The RLA has submitted an official response to a Government consultation into future flood prevention.
Swathes of the UK were left devastated by widespread flooding at the end of 2015 and the beginning of this year and the Department for Food and Rural Affairs is consulting on how to tackle the issue.
The Government’s new Flood Re scheme, which will offer households at high risk of flooding affordable cover, will come into force next month.
However the scheme, which will be paid for by adding a surcharge to insurance bills across the board, excludes properties in the private rented sector, as buy-to-let homes are considered a commercial undertaking.
The RLA believes that up to 100,000 properties in the PRS could be at risk and says it has grave concerns that once the existing Statement of Principles, which currently regulate flood cover, is abandoned in favour of Flood Re its members could struggle to get insurance.
Responding to the consultation, Richard Jones, on behalf of the RLA said: “As floods happen more and more often the situation is worsening. We are firmly convinced that that once we move into the new era of Flood Re more and more private landlords and those in other excluded groups will find it impossible, very difficult or costly to obtain the necessary flood coverage.”
The team behind Flood Re said there are already existing policies available for homes within the PRS, a claim which has been disputed by the RLA, which fears landlords will either be unable to obtain insurance or be hit with large excesses and high premiums.
“The Government’s rationale is that these groups who are excluded can still obtain cover in the open market.
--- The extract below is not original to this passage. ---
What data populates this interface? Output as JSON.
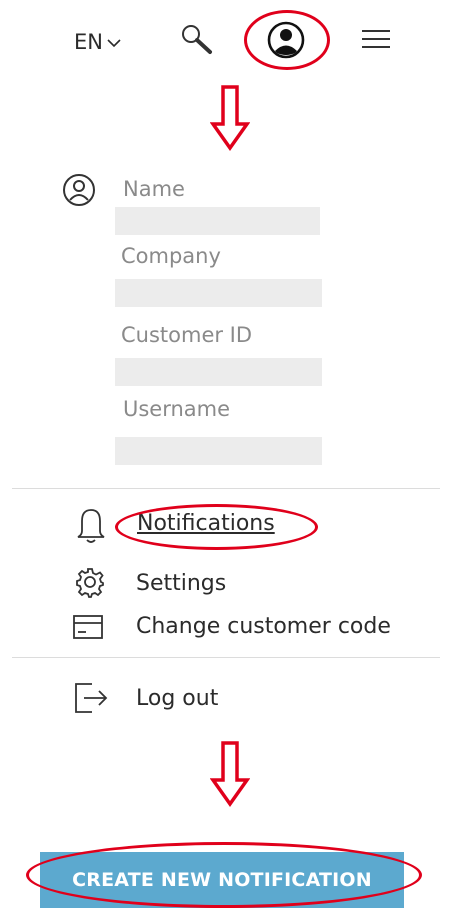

We dispute this, but in any event the ability of private landlords and other affected groups to obtain cover in the market on reasonable terms, or even cover at all will diminish, in our view, once Flood Re is introduced,” said Jones.
In a survey of RLA members, 42% said premiums and excesses had increased in the past two years, with 44% saying it was difficult or very difficult to get insurance for rental properties in high risk flood areas. A total of 29% had been the victim of floods in the past few years, with 15% of respondents revealing they had no flooding cover at all.
The RLA has been lobbying the Government on the issue for some time – but so far the only assurance it has been given is that ministers will ‘monitor’ the situation.
The association is now calling for the Government to bring in Flood Re 2 – to extend the scheme to bring in the excluded groups, including private landlords, flat owners and small businesses and long term want to see large scale investment in flood defences and ongoing maintenance costs.
Mr Jones said: “We would advocate the creation of Flood Re 2 to embrace the excluded groups. A great deal of experience will have been gained in the process of setting up Flood Re. Therefore it should not take as much time, trouble and effort to create a second version.
“In the interim Government should secure the agreement of the insurance industry to the Statement of Principles continuing fully in force for these affected groups as a stop gap measure.”